Our morning discussion introduced campers to the right that all humans have “to seek and to enjoy in other countries asylum from persecution” (Universal Declaration of Human Rights, Article 15). Although the word “asylum” has complex legal definitions, at its core, it means safety. Those who are persecuted in their own countries have the right to seek and enjoy safety in other countries. It’s as simple as that.
However, we’re all aware that in today’s world, seeking asylum is anything but simple. In Europe, asylum seekers from the Middle East and Africa brave the Mediterranean in rickety boats, knowing that the risks that lie before them are less terrifying than those they’ve left behind. Good people like those working with Doctors Without Borders are responding to this crisis, taking on significant risk of their own to bring these refugees to safety. But complicating matters are “identitarians” whose mission it is to get in the way of both the boats carrying refugees and the ships determined to rescue them. In the U.S. southwest, men, women, and children fleeing the violence of Mexico and Central America face a different kind of risk, just as deadly. Good people there respond, too, leaving jugs of water in the desert to sustain the migrants. And, just as in the Mediterranean half a world away, their efforts are complicated by those who seek to undo them by slashing the jugs and letting the life-giving water leak away into the hot sand.
Our campers are far from both the Mediterranean and the Arizona desert. And yet they are within an hour’s drive of several hundred asylum seekers, those who have been detained by U.S. Immigration and Customs Enforcement and are incarcerated at Stewart Detention Center in the small town of Lumpkin, GA. Many of our campers volunteered to go there to have a conversation with men who have requested visitors. They found that while supporting these asylum seekers does not carry physical risk as it does elsewhere, complications certainly exist even here.
After our discussion on Friday morning, we set out for Lumpkin. Covering the 35 miles on Highway 280 was the easy part. But our campers that morning learned that the 50 or so yards or from the parking lot to the razor-wired gate and then to the front door of detention center seemed a much longer journey. After lots of paperwork and a wait of about half an hour, the eight campers and four staff were escorted to the visitation area where they got to chat with men from El Salvador, Guinea, and Cameroon. The conversations took place through plexiglass windows and over staticky telephones, and yet the men we visited could feel the warmth of our friendship and hear the kindness in our voices. The gulf that existed between our cultures soon narrowed as we found things in common to talk about. Camper Alice and counselor Elysee were able to conduct their visit in French, a special gift to the man who they visited, who speaks no English and receives few visitors. He shared with them the story of his migration, which took him from Africa to Brazil and up by land through northern South America, Central America, and Mexico to the U.S. border. Another man said he didn’t want to talk about his own story, he wanted to hear about life outside the prison walls. And another chatted about sports and other ordinary things, reminding our campers about the humanity that we all share. They all told us that our visits made a world of difference to them, that they knew that they had not been forgotten. For this hour, they were afforded the dignity that each human being deserves. And in this hour, eight young people journeyed well outside the borders of their comfort zone and found another world opened up to them.

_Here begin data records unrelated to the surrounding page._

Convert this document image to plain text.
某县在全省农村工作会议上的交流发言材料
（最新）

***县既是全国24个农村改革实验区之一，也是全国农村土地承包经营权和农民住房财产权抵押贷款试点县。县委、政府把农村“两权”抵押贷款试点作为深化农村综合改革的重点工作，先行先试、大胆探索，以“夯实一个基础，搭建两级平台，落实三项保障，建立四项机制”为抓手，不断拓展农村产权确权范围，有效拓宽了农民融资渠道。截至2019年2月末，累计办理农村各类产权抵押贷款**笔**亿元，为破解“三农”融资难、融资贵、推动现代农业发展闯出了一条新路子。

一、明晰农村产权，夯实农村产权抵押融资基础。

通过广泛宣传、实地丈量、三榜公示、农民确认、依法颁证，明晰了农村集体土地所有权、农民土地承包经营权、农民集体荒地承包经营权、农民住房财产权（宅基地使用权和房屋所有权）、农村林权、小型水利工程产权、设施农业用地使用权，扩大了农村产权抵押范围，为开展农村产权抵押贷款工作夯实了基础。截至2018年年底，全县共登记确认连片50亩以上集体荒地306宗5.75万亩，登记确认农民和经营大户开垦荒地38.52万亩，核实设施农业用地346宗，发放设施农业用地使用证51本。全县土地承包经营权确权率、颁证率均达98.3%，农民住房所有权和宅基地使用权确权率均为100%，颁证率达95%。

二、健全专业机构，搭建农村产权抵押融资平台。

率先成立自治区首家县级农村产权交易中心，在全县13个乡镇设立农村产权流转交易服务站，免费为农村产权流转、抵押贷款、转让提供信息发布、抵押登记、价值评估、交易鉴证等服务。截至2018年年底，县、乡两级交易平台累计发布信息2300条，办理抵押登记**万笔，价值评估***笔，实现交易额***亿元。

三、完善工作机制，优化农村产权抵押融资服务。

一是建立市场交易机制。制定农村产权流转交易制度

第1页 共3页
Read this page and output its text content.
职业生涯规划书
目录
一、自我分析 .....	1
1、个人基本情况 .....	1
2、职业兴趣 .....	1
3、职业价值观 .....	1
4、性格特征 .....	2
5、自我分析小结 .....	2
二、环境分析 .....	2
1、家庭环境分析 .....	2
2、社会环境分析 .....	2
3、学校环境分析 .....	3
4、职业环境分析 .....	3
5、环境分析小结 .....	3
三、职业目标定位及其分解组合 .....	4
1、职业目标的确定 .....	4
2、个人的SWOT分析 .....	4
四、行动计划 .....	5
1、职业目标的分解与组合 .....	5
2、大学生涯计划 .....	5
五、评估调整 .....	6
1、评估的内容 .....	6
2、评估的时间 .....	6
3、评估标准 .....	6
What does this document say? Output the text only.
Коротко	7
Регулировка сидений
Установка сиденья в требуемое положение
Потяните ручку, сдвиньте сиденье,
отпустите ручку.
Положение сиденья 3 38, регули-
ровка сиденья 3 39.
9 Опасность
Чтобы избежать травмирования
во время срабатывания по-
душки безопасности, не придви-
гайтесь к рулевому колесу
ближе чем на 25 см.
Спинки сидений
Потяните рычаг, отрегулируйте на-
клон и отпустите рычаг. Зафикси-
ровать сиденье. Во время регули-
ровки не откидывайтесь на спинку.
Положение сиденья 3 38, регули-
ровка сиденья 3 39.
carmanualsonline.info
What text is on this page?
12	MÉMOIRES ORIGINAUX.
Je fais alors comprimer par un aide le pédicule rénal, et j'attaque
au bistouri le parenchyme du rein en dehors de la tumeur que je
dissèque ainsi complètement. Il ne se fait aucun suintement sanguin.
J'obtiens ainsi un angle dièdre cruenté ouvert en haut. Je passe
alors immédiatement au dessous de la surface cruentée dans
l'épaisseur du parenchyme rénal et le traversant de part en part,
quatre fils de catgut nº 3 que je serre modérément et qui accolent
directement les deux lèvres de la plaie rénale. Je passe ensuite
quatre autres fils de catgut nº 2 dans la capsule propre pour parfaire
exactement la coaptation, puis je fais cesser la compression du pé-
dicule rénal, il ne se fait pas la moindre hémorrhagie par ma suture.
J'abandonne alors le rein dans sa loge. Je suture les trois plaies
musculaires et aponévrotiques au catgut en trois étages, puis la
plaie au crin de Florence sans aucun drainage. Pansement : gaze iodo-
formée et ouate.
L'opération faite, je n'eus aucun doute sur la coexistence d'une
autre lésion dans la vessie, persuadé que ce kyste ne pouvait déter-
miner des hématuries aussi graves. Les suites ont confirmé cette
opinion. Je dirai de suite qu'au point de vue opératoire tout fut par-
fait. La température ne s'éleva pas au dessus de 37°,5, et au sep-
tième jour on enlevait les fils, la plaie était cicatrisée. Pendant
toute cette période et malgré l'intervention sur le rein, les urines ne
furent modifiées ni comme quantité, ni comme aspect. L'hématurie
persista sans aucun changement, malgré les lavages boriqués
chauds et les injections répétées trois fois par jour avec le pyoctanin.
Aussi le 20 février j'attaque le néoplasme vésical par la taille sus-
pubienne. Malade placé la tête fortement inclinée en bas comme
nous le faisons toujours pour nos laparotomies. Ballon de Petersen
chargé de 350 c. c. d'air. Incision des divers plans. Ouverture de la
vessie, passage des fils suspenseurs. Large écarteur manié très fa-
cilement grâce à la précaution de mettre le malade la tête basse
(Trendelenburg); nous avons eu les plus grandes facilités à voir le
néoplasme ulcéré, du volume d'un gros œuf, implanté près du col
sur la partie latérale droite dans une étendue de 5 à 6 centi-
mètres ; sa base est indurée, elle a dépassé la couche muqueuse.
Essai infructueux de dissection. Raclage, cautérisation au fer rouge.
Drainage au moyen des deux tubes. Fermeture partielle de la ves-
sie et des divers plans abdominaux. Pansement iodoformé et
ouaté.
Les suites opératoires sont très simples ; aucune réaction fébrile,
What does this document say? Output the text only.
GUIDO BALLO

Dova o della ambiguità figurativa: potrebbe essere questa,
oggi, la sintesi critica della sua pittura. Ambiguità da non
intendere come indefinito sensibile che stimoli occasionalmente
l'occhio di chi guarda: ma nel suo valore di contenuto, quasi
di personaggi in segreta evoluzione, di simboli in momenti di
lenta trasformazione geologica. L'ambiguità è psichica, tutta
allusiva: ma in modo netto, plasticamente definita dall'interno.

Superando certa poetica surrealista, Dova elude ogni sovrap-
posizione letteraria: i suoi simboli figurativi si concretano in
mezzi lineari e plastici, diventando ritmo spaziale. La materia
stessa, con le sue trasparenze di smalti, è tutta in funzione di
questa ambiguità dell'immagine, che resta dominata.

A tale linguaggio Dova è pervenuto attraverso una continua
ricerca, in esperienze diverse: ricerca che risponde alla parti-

Meanwhile, the rest of our group was performing another kind of service. A mile from the detention center, at El Refugio, ten campers were helping to make this modest little house an even more welcoming place. Every weekend, El Refugio opens its doors to people who come to Lumpkin to visit their loved ones who are incarcerated at the detention center. Under the guidance of Juan Ramirez of Studio d+c in Atlanta and his son, our campers eagerly built two picnic tables and a play structure for El Refugio’s guests. Working together to measure, level, drill, and paint, they learned that even carpentry skills can be put to use for peacemaking. Because of their work, El Refugio’s guests now have more opportunity to relax and recover after long hours in the car or a heart-wrenching visit at the detention center.
After lunch at El Refugio, six of the builders left their work and went to the detention center for visits of their own. A complication arose when an ambiguous policy prevented the staff with the campers from visiting, so we all drove back to El Refugio and other adults returned with the campers. However, after a wait of another hour and a half, they still had not be permitted to visit, and had to leave without getting to meet the men they had come to see. It was a disappointment that the bureaucracy of the detention center kept these eager visitors from bringing a message of friendship and hope to men seeking asylum in our country.
An unexpected encounter at El Refugio that afternoon added one more learning experience to our day there. Dedicated El Refugio volunteer Susan Krysak stopped by the house with a young man who had recently been released from Stewart Detention Center. He willingly shared his story of coming to the U.S. as a child, the hurdles he faced as an undocumented youth, and the conditions he faced at Stewart. José is one of the fortunate ones who has been able to be released on bond, and while he is thankful for the help he has been given, he also regrets that so many others remain incarcerated there.
Returning to Koinonia after this full day of service and learning, Peacebuilders Campers had a much better appreciation of the right to asylum, and of their own power to make a difference, whether with a drill and a paintbrush, or with a listening ear and a kind word.